No more than a fraction of Kosovo's vast arsenal of weapons is likely to be handed in by next week's gun amnesty deadline.

Kosovo Arms Amnesty Flounders

No more than a fraction of Kosovo's vast arsenal of weapons is likely to be handed in by next week's gun amnesty deadline.

The UN's gun amnesty in Kosovo expires on Monday, June 4, leaving locals one last weekend to voluntarily hand in their weapons. From then on anyone found in possession of a firearm faces strict penalties.


Officials had hoped that the threat of 20,000 German mark fines and 10 year prison sentences would persuade people to comply with the deadline. Charley Johnson, UNMIK police spokesman, however, seems doubtful that the amnesty will have the desired effect.


"The campaign has not been successful - thousands and thousands of weapons have yet to be handed in. We'll try our best but we have no illusions. Serbia itself failed to disarm Kosovo's Albanians." To date, just under 1,000 firearms have been surrendered.


Even if more are given up, it'll be next to impossible to assess how successful the amnesty has been as no one knows how many weapons there are in Kosovo.


Guns from Albania began to flow into Kosovo in significant numbers in the late Nineties. Many of these remained after the 1999 conflict - and have been supplemented by continued smuggling over the next few years from other Balkan countries, including Serbia.


"We had a war here, and it's normal that many people have weapons, but we have done our best to collect as many of them as possible," said Democratic Party of Kosovo, PDK, secretary for public affairs, Fatmir Limaj.

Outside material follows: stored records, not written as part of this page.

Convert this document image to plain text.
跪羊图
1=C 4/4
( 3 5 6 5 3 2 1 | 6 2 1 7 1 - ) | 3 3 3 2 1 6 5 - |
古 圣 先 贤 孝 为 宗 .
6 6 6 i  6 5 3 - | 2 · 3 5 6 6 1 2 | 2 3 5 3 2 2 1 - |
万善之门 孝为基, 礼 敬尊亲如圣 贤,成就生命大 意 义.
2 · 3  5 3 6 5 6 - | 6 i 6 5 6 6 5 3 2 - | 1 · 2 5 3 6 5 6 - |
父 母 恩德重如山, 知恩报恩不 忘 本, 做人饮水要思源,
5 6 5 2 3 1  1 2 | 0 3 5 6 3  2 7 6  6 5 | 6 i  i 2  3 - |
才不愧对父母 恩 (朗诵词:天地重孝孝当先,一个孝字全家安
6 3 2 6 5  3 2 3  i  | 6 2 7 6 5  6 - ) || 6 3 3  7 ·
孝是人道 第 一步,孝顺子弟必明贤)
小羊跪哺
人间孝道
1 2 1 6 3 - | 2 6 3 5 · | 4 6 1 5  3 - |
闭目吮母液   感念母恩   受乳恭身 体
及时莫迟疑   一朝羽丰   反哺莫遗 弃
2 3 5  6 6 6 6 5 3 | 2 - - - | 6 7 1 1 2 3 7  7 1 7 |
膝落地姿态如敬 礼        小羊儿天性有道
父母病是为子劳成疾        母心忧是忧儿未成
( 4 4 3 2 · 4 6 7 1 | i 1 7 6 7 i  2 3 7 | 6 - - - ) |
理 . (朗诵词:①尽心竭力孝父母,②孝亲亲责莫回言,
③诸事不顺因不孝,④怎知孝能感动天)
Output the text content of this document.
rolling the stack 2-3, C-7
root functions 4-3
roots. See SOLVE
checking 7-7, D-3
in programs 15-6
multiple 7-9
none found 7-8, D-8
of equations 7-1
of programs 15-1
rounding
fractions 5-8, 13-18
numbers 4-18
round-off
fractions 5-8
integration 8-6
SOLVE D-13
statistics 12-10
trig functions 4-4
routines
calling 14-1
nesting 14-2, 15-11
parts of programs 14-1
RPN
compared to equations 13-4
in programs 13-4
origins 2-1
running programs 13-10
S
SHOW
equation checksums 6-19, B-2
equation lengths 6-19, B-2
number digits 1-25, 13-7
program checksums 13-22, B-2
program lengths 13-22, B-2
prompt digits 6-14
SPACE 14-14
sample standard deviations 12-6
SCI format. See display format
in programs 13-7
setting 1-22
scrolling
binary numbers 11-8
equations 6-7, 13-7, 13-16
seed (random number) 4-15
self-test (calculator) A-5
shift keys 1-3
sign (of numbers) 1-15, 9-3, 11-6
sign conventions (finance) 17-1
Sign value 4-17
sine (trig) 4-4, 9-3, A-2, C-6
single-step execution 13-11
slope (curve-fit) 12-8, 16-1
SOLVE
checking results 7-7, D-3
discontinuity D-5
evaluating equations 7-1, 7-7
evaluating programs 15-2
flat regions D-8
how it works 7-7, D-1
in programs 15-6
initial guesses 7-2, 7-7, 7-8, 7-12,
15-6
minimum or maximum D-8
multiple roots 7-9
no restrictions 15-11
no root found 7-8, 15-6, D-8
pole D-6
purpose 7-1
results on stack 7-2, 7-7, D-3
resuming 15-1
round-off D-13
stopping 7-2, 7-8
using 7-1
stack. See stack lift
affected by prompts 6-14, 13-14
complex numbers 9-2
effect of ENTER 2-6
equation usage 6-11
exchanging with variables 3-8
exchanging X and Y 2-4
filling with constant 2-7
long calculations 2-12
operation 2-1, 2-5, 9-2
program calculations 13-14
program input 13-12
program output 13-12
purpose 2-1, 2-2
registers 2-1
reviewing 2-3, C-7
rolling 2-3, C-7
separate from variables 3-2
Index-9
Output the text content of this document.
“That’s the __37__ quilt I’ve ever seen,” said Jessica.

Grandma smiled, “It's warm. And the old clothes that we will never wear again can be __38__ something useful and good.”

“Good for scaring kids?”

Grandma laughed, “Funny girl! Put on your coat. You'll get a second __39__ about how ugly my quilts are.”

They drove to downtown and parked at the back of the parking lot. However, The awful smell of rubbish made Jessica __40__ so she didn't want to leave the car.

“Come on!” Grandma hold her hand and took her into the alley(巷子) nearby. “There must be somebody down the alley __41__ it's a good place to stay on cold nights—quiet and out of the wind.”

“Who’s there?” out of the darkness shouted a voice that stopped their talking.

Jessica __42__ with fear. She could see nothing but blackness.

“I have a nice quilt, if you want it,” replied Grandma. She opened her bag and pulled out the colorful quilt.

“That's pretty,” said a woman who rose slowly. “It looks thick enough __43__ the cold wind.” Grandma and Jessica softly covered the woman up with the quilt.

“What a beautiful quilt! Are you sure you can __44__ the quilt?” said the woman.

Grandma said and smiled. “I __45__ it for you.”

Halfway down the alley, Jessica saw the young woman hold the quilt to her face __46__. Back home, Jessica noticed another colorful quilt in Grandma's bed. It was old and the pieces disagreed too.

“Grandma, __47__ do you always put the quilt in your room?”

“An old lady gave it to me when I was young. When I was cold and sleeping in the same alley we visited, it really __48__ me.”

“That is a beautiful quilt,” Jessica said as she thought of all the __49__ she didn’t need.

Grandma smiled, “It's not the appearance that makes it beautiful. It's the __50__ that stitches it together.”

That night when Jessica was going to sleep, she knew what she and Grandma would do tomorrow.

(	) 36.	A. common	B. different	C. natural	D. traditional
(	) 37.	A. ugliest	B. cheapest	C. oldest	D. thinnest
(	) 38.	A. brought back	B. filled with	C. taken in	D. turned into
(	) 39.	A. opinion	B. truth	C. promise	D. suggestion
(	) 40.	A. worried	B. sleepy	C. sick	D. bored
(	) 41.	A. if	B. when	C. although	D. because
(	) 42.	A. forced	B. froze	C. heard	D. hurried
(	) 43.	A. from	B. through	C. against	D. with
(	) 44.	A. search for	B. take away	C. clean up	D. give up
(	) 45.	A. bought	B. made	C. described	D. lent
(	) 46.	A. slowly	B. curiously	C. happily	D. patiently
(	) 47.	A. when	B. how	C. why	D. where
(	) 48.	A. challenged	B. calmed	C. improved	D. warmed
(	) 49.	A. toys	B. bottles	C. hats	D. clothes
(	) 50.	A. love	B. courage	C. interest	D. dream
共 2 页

The former Kosovo Liberation Army, KLA, leader denies reports that its weapons have fallen into civilian hands, insisting that all had been handed over during the decommissioning of the force.


Since 1999, KFOR has seized arms caches along Kosovo's borders with southern Serbia, Albania and Macedonia, in some cases picking up hauls of guns and ordinance in three tonne loads. But figures for the actual amount confiscated have never been published. What is known is that there's plenty more where they came from.


The international community grew alarmed when conflict started to brew a year and a half ago in the Presevo valley. Their anxiety grew when fighting broke out in Macedonia. Evidently, Kosovo was the source for much if not all of the weapons used in these conflicts.


Sadder evidence of the wide proliferation of firearms in the province are the estimated 400 murders since the end of the war. Newly appointed UNMIK police chief, Albert Gross, says 246 killings were reported over the course of last year alone.


Charley Johnson says the figures are alarming and alludes to the high level of mafia-style crime in the province. "Weapons do not kill, it's the criminals who kill," he said.


Meanwhile, police and peacekeepers have published addresses of depots where weapons can be handed in. Despite this, locals prefer to leave their arms anonymously in places where they can easily be found by the internationals.


Worryingly, international officials are faced with growing evidence that Serbs are stockpiling weapons sent by Belgrade to protect their enclaves in northern Kosovo. None have been surrendered says UNMIK's Gerry Matthews who is adamant that the Serbs will be treated no differently to Albanians.


One senior UNMIK police official says that people's desire to hold onto their weapons is based on a false assessment of the dangers in the province.


"People are becoming victims of a paranoia that they may fall victims to criminals - that's why they want to carry a weapon," he said. "It's wrong to think that a firearm can protect you because, if you've got a gun, somebody else will get a cannon."